Но там я впервые увидел человеческие животные качества — ложь, насилие, слабость, хитрость. От всего этого я в детстве был изолирован и не знал, что за существо человек. Причем безотносительно времени, он такой и при Чингисхане, и при Ленине, и при Рузвельте.

Сила этой реальности и ужасна, и прекрасна. И тема — реальность напрямую — со мной до конца. Сначала просто рисовал на стекле — пытался показать реальность, которую картина заслоняет от художника. Потом стал втаскивать реальность в пространство культуры — таскал землю и могильные камни в галерею. Но все это был только формальный поиск, литература — смотри сюда, думай то. Но в художественном образе реальность и объект не сплавлялись.

Потом появились животные. То есть я хотел не рисовать, как традиционный художник, людей и животных. А, наоборот, вводить их в пространство искусства. Но и это оказалось неубедительным. Вот тогда я и придумал серию перформансов с собаками, где художник обнажает свою природу в реальном мире, городской среде. И это уже получилось.

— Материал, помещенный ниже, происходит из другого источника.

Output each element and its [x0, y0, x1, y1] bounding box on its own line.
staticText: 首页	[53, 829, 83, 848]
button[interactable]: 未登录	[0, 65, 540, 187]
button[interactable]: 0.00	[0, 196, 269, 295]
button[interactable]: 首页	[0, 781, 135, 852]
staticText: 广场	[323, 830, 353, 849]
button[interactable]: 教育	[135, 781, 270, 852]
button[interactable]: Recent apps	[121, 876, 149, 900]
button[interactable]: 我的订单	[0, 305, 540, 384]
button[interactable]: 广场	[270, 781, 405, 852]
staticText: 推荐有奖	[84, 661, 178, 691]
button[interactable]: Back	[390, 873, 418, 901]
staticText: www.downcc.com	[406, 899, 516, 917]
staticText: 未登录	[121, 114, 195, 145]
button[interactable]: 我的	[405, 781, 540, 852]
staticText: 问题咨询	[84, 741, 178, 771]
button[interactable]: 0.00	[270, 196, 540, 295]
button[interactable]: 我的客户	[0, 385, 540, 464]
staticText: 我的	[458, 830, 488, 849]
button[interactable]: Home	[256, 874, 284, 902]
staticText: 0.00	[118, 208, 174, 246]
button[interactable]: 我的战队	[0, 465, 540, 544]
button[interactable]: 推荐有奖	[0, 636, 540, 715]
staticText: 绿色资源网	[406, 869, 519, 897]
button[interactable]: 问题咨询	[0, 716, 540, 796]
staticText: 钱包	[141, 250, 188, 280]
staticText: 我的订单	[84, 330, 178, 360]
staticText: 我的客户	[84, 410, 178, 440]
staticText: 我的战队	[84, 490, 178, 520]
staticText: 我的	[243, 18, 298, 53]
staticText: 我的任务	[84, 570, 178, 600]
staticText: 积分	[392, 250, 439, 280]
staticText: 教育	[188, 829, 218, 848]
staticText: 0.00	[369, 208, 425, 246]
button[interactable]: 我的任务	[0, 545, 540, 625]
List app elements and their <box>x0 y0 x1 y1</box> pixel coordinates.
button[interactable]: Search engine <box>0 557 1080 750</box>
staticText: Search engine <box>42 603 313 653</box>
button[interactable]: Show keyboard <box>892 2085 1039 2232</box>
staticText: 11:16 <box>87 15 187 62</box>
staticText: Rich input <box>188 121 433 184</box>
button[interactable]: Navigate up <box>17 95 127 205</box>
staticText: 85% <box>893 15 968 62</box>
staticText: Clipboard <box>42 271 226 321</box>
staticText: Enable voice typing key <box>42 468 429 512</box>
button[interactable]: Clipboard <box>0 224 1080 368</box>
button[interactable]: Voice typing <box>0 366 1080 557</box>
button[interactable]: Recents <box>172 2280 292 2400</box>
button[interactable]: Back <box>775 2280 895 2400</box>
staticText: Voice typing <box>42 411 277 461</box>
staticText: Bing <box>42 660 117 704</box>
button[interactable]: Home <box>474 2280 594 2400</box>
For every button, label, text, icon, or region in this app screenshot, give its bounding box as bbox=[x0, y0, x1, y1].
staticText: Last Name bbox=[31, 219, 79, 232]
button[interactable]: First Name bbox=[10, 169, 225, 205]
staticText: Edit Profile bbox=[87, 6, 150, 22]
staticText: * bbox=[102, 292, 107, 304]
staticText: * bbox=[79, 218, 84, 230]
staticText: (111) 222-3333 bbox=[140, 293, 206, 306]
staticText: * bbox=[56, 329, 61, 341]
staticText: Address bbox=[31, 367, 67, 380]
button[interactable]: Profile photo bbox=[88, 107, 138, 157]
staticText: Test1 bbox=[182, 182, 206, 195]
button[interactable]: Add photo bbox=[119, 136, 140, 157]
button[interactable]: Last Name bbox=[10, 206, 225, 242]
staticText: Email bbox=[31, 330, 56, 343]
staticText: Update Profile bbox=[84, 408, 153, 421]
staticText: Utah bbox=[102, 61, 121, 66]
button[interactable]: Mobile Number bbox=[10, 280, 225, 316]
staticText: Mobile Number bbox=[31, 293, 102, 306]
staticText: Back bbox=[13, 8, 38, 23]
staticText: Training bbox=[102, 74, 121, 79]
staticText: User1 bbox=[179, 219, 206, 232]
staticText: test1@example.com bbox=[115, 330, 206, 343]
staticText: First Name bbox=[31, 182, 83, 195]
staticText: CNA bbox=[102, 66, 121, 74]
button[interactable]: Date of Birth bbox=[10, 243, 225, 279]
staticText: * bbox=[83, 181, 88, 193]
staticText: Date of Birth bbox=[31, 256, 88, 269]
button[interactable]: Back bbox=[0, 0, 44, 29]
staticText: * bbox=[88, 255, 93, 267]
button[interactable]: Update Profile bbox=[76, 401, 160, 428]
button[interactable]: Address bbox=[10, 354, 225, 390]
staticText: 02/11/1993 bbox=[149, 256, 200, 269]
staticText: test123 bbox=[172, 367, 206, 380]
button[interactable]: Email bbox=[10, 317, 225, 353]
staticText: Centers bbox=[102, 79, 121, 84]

Я пять лет пробегал собакой по всему миру — кого-то это возмущало, кто-то сочувствовал, но это легло на модную тенденцию нового человека, новой антропологии, возникшей на стыке животности и новых технологий.

— Что за стык?

— Подожди, сначала доскажу. Потом я вышел на Зоологический музей, где человечество оставляло следы своей культурной деятельности. Оно живую природу переводило в искусственный рай, уничтожив самую себя, естественную среду обитания, взамен создав эрзац. Оказалось, что главный враг природы — животных, эмоций, чувств — это культура, цивилизация. Страшный такой конфликт. Я стал делать портреты мертвых обезьян, которые смотрят на вас, как живые, и только по каплям клея, швам можно определить, что это чучела. Потом был проект «Рай», где все брутальные сцены человеческой любви происходят в отражении на фоне мертвых животных. И именно к такому раю — красивому и мертвому — идет человечество.

— У тебя получается, что враг живого — это культура. Но разве не она спасает человека от его животных инстинктов, дикости?

— Это дикое репрессировано и поэтому выливается в агрессию. Дикое не значит негативное.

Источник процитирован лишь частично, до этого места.